When protections fail, “the door to the courthouse remains open.”
WASHINGTON, D.C. — Legal scholars with a prominent research and advocacy organization are raising awareness about the role civil litigation can play to protect and advance environmental, consumer, and other protections in an era of extreme deregulation.
In a new report, Protecting Communities From Harm, author Bryan Dunning and contributor Sidney Shapiro with the Center for Progressive Reform review some of the most significant pieces of civil litigation in the past two decades and consider what these victories can teach us about communities securing justice in the absence of federal protections or their enforcement.

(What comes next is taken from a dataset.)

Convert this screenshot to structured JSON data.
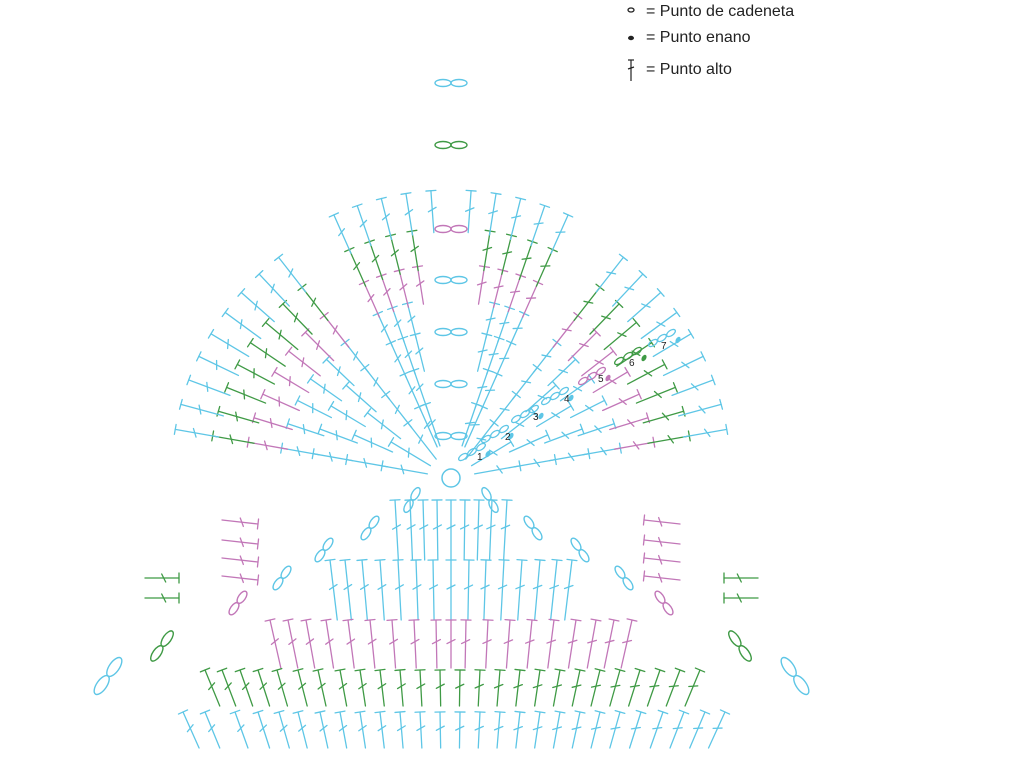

“What this research makes exceedingly clear is that access to civil courts is crucial for ensuring that private citizens, and even entire communities, have legal remedies for the harms that befall them,” said Dunning, a senior policy analyst at the Center. “Ideally, civil litigation is a critical partner to strong regulatory protections. But it is even more important when those protections fail, don’t exist in the first place, or have been eradicated.”
The report especially foregrounds the broad applicability of civil justice across time, jurisdiction, and the nature of the harm. High-profile cases considered include lead-based paint, train derailments, wildfires, e-cigarettes, PFAS pollutants, and pesticides. While some older litigation is considered when significant, the contributors say there are many reasons to pay attention to recent cases.

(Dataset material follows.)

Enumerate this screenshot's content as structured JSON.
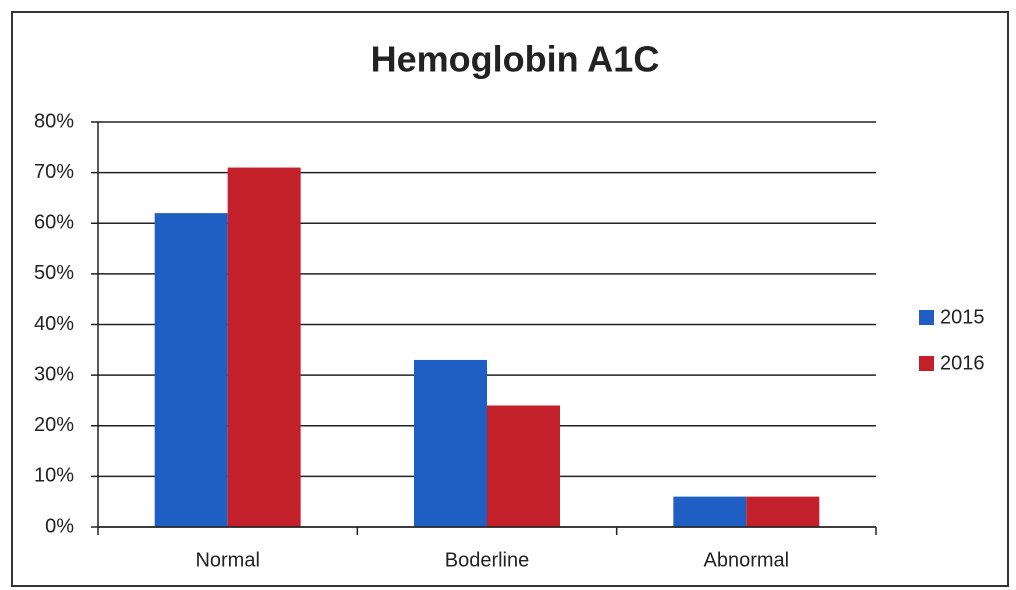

In addition to financial compensation, the benefits of civil justice for communities can also include funding for new social programs, education or information campaigns, and other forms of local investment to not only alleviate the harms suffered by a community, but to protect against future injury
“The protections that civil justice can provide to the most vulnerable are especially important
during the second Trump administration,” said Shapiro, Board Chair and a Member Scholar at the Center and the Fletcher Chair in Administrative Law at the Wake Forest University School of Law. “We’ve already seen significant rollbacks to laws like the Clean Air Act and Clean Water Act, in addition to entire regulatory agencies being gutted.”
“In the coming years, robust access to civil justice will be increasingly necessary,” Dunning added. “Now, more than ever, we need the protection of civil justice litigation to ensure that communities are protected.”